Janey Sinclair’s ability to teleport has always been a mystery to her. She tried for years to ignore it, but when tragedy shatters her life, Janey’s anger consumes her. She hones her fighting skills, steals a prototype suit of military body armor, and takes to the streets of Atlanta, venting her rage as the masked vigilante dubbed “the Gray Widow” by the press.
But Janey’s power, and her willingness to use it, plunges her into a conflict on a much grander scale than she had anticipated.
Soon she encounters Simon Grove, a bloodthirsty runaway with a shapeshifting ability gone horribly wrong…

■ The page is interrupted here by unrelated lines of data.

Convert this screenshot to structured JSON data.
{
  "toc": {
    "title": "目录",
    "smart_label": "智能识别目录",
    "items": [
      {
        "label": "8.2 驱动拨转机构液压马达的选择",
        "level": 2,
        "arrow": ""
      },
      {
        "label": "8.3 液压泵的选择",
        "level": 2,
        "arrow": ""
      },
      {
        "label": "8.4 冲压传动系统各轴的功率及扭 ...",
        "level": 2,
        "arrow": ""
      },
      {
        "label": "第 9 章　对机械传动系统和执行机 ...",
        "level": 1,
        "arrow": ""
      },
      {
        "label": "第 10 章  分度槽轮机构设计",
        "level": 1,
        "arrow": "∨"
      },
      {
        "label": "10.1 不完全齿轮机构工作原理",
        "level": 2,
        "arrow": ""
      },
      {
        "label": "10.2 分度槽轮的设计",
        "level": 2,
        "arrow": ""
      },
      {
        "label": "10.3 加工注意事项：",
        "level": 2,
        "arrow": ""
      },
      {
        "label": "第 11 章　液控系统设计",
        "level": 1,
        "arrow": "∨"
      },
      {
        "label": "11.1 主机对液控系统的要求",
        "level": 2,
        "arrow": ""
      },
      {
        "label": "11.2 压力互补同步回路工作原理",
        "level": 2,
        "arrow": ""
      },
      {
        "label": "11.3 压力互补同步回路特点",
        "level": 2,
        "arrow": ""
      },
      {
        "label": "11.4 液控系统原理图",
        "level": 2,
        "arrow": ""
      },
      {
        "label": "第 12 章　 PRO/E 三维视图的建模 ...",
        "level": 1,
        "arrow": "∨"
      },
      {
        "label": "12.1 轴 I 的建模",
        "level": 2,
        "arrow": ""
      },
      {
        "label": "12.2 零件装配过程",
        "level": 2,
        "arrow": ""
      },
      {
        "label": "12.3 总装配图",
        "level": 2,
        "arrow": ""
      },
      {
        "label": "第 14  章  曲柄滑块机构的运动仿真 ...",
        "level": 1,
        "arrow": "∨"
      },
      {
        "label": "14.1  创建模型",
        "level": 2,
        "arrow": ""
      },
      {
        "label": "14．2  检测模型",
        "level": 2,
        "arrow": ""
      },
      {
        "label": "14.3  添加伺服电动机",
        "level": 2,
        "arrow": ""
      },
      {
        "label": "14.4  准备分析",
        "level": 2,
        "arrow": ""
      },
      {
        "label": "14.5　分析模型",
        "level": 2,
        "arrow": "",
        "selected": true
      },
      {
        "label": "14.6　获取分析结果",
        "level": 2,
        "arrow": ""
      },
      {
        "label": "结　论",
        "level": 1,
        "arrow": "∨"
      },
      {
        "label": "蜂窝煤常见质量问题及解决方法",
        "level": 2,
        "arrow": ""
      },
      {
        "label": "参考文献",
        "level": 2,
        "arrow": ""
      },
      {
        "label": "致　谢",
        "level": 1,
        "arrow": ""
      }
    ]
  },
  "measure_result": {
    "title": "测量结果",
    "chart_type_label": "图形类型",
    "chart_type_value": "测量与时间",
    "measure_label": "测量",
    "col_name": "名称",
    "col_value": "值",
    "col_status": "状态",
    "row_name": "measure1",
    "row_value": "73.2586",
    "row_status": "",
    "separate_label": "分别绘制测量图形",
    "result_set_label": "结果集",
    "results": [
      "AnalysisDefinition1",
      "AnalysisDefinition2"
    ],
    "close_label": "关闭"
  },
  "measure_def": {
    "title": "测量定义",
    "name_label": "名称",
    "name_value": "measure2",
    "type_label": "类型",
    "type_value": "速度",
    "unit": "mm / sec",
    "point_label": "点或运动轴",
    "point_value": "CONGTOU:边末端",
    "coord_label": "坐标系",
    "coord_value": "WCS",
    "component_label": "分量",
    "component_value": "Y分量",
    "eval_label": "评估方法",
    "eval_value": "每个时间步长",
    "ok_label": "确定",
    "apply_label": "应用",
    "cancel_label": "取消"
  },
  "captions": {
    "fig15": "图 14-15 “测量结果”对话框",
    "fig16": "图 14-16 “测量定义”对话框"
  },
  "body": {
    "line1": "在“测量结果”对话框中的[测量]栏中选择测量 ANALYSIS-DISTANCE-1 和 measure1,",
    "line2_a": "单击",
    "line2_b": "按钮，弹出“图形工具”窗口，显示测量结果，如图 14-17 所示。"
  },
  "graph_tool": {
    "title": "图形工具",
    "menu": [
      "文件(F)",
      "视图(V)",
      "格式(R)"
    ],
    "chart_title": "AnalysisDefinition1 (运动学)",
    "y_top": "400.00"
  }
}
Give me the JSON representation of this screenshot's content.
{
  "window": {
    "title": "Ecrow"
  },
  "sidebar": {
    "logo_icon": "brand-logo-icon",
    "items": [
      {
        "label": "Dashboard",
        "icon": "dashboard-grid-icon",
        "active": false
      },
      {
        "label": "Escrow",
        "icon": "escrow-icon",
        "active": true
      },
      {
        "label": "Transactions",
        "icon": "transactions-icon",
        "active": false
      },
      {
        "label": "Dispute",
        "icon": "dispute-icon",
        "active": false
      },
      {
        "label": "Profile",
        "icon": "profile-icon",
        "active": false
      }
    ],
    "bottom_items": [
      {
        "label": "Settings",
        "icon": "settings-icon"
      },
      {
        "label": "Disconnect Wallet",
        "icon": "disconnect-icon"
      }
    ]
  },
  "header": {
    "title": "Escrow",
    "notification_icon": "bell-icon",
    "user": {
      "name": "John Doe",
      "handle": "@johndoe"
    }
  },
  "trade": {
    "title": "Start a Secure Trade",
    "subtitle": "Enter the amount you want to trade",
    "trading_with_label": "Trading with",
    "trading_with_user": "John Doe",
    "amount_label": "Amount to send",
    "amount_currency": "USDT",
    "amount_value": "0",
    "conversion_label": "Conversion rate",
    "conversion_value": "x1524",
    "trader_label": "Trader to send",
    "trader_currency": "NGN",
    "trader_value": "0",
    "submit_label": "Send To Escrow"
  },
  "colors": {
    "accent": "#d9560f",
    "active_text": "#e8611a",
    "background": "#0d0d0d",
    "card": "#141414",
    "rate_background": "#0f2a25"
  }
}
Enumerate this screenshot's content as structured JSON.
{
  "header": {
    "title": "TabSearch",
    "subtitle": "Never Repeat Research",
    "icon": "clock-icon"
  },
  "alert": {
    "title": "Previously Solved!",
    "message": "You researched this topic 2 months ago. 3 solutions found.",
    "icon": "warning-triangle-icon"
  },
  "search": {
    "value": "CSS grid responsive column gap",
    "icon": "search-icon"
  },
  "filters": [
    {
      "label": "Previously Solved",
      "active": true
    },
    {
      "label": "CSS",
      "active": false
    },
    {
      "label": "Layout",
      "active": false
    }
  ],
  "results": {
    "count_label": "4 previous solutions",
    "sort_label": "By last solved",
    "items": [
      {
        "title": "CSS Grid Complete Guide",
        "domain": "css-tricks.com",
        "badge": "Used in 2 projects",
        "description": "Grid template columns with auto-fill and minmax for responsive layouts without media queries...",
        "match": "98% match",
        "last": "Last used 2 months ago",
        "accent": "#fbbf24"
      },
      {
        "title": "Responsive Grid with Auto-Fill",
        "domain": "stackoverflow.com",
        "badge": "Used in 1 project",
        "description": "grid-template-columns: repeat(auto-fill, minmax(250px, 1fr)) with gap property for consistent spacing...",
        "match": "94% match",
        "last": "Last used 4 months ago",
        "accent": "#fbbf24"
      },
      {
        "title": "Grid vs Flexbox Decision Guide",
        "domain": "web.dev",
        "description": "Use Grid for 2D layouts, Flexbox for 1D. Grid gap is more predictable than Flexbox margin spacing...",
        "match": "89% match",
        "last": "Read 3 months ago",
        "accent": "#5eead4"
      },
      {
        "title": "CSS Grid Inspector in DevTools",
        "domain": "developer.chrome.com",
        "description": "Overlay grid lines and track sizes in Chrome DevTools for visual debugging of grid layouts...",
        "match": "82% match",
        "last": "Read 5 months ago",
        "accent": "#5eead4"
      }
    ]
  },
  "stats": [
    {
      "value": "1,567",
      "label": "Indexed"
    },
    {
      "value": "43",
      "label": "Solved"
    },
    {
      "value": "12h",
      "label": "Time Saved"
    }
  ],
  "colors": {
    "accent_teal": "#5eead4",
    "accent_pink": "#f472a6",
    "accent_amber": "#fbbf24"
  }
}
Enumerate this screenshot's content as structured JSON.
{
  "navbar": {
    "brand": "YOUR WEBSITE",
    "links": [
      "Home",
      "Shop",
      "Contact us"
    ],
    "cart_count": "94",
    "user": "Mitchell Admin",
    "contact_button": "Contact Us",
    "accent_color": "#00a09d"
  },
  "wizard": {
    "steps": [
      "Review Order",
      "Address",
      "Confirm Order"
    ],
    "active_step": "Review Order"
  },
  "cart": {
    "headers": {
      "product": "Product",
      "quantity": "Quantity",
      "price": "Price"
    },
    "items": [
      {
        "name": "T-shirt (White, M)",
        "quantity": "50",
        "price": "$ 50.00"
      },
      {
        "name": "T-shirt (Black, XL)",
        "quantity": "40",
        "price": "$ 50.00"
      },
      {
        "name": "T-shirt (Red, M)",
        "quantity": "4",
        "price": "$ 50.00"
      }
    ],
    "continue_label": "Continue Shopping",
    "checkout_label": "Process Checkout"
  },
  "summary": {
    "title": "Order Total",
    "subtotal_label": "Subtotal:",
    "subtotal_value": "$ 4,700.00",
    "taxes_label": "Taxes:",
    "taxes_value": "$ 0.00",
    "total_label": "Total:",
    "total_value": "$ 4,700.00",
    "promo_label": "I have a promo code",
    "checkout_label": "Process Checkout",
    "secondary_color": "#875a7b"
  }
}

Garrison Vessler, an ex-FBI agent and current private defense contractor, who holds some of the answers Janey’s been searching for…
And Tim Kapoor, the first person in years with a chance of breaking through Janey’s emotional shell—if she’ll let him.
But as Janey’s vigilantism gains worldwide attention, and her showdown with Simon Grove draws ever closer, the reason for her augmented abilities—hers and all the others like her—begins to reveal itself. Because, high above the Earth, other eyes are watching. And they have far-reaching plans…
Gray Widow’s Walk is book one of the Gray Widow Trilogy, to be followed by Gray Widow’s Web and Gray Widow’s War.
Dan Jolley started writing professionally at age nineteen. Beginning in comic books, he has since branched out into original novels, licensed-property novels, children’s books, and video games. His twenty-five-year career includes the YA sci-fi/espionage trilogy Alex Unlimited; the award-winning comic book mini-series Obergeist; the Eisner Award-nominated comic book mini-series JSA: The Liberty Files; and the Transformers video games War for Cybertron and Fall of Cybertron. Dan was co-writer of the world-wide-bestselling zombie/parkour game Dying Light, and lead writer of the Oculus Rift game Chronos. Dan lives somewhere in the northwest Georgia foothills with his wife Tracy and a handful of largely inert cats. Gray Widow’s Walk is his first adult novel.